Motion Sickness Prevention
Timing matters more than the specific medication when it comes to motion sickness. A scopolamine patch, which goes behind the ear, works best when applied 8 to 16 hours before travel. Applying it less than 4 hours beforehand produces significantly less benefit. Oral antihistamines like dimenhydrinate need less lead time, typically taken about 1.5 to 2 hours before exposure to motion.
This means planning ahead. If you’re boarding a cruise ship in the morning, the patch should go on the night before. If you’re taking a car trip and using Dramamine, dosing about two hours before departure gives you the best window.

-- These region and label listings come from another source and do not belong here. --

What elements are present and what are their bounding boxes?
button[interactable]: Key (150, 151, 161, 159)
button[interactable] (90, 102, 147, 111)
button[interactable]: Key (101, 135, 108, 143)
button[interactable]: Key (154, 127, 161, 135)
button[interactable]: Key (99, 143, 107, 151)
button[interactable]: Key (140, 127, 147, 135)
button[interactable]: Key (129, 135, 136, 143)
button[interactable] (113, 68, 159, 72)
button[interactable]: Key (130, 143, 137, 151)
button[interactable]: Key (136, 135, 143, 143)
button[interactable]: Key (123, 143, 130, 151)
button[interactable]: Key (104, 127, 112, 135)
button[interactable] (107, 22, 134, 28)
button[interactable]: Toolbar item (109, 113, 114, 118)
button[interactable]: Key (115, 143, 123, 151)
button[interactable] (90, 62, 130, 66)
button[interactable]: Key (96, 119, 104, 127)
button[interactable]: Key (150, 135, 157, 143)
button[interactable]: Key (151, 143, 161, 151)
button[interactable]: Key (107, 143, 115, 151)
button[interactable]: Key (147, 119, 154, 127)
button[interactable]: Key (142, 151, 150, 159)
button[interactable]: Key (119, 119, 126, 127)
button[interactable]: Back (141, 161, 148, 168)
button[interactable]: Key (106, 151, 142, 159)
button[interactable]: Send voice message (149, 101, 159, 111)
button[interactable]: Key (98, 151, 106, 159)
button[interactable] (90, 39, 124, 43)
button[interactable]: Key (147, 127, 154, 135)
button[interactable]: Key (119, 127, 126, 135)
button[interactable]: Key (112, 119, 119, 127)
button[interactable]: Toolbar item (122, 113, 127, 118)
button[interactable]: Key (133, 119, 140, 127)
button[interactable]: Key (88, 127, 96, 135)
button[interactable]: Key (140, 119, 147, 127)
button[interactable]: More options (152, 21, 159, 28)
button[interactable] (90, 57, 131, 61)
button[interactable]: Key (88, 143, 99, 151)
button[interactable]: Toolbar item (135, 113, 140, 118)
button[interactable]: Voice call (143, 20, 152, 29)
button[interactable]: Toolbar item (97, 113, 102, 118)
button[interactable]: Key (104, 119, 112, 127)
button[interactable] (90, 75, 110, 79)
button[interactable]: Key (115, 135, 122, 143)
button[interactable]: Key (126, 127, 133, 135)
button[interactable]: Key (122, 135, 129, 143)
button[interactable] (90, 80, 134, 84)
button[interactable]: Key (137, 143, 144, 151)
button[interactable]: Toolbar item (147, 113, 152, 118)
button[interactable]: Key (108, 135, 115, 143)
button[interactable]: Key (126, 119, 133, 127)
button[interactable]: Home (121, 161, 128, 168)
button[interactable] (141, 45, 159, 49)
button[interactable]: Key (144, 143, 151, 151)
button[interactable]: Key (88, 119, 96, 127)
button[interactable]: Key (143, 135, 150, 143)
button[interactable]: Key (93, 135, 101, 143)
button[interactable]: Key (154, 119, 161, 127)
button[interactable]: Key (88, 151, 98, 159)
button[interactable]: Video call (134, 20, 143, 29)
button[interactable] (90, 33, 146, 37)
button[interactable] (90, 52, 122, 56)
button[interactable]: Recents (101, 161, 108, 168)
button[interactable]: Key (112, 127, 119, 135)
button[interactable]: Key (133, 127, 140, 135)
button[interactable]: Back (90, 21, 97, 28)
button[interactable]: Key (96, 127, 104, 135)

Both options cause some drowsiness, though scopolamine also commonly causes dry mouth.
Pregnancy Nausea
Morning sickness has its own specific treatment approach. The combination of vitamin B6 and doxylamine (a mild antihistamine found in some OTC sleep aids) is the standard first-line therapy recommended by the American College of Obstetricians and Gynecologists. Doxylamine is available over the counter. Half of a scored 25-milligram tablet provides a 12.5-milligram dose. This combination has a long safety record in pregnancy and works on the nausea pathways without posing known risks to the fetus.
Many people find that eating small, frequent meals and keeping crackers at the bedside for early morning also helps. Cold or room-temperature foods tend to be better tolerated than hot meals, since heat intensifies food smells that can trigger nausea.
Warning Signs That Need Medical Attention
Most nausea and vomiting resolves within a day or two. But certain signs indicate something more serious. Not urinating for more than 12 hours is a reliable marker of significant dehydration. Other physical signs include skin that stays tented when you pinch it, sunken eyes, and a dry mouth with no saliva. Rapid heart rate, worsening abdominal pain, or a fever alongside persistent vomiting can point to an infection or surgical emergency. Vomit that contains blood or looks like coffee grounds, or vomiting that won’t stop regardless of what you try, warrants prompt evaluation.